I have discovered a problem with underestimating heterozygous sites in my samples.
I have small (~280bp) amplicon sequences that were run on a MiSeq platform on a 250x250 PE run, and demultiplexed by barcodes. The amplicons were isolated with PCR and the barcodes and adaptors were attached with subsequent PCR cycles. I've filtered out reads using the FastQ Toolkit, and created aligned bam files using BWA.
(Note: I have marked duplicates, but since my amplicons were sequenced in full and my aligned PE reads cover the whole amplicon, I don't think I want to exclude duplicates and over amplify PCR errors relative to actual SNPs. I have read both suggestions with respect to including and excluding duplicates and if anyone thinks that excluding them would solve the following problem, any explanation would be greatly appreciated.)
I am using the bam files from BWA to run FreeBayes in the Main public galaxy and call variants into vcf files. As suggested in a number of other sources, heterozygotes are being called when an alternate allele appears in 20%-80% of the reads. I am using these filters on top of filtering at Q20 and additional read map filtering. For the most part the resulting vcf files look great.
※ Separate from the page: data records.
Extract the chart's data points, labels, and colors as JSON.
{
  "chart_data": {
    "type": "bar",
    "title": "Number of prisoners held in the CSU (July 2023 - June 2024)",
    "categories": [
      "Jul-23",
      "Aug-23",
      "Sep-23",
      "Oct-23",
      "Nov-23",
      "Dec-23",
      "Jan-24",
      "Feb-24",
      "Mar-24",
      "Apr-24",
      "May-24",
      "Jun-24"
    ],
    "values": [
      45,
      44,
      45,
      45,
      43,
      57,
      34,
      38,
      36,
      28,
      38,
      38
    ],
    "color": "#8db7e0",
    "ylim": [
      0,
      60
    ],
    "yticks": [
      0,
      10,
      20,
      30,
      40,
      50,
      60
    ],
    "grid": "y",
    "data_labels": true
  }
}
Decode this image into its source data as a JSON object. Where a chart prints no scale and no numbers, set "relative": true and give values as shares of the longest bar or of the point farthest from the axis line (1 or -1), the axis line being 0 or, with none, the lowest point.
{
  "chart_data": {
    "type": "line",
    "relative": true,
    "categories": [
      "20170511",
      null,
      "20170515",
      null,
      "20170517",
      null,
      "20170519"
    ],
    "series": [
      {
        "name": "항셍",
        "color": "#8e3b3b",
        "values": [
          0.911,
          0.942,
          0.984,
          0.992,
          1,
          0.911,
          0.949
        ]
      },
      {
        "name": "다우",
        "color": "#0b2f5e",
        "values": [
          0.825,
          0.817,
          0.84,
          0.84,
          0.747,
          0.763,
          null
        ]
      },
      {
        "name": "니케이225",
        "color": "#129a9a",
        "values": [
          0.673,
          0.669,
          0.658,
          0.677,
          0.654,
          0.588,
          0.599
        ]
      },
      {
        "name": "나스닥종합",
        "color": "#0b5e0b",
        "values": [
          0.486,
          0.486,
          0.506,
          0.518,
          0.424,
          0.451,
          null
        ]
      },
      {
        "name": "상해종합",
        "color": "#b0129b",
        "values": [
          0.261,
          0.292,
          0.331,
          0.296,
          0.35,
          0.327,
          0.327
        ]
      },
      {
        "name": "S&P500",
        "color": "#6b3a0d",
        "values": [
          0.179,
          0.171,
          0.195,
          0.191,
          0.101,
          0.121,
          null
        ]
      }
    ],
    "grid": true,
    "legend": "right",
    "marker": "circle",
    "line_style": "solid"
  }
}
I ran a couple samples in replicates and in at least one instance, one replicate called 4 heterozygous sites where the other replicate didn't identify any heterozygous sites. When I look at the bam file in igv, I can see that the alternate alleles present in one replicate are also present in the second, but only in 4% of the reads - therefore not meeting the 20% threshold required to be called an alternate allele. This is consistent between all four sites in question.
I ran negative controls in all of the PCR stages, so I don't think I have any contamination and the only explanations I can conger up are: 1) that there was uneven amplification of one of my haplotype strands during the initial PCR or 2) that there was uneven binding of haplotypes to the flow cell
Has anyone encountered this problem before and have any suggestions as to how I can avoid underestimating the levels of heterozygozity in my samples?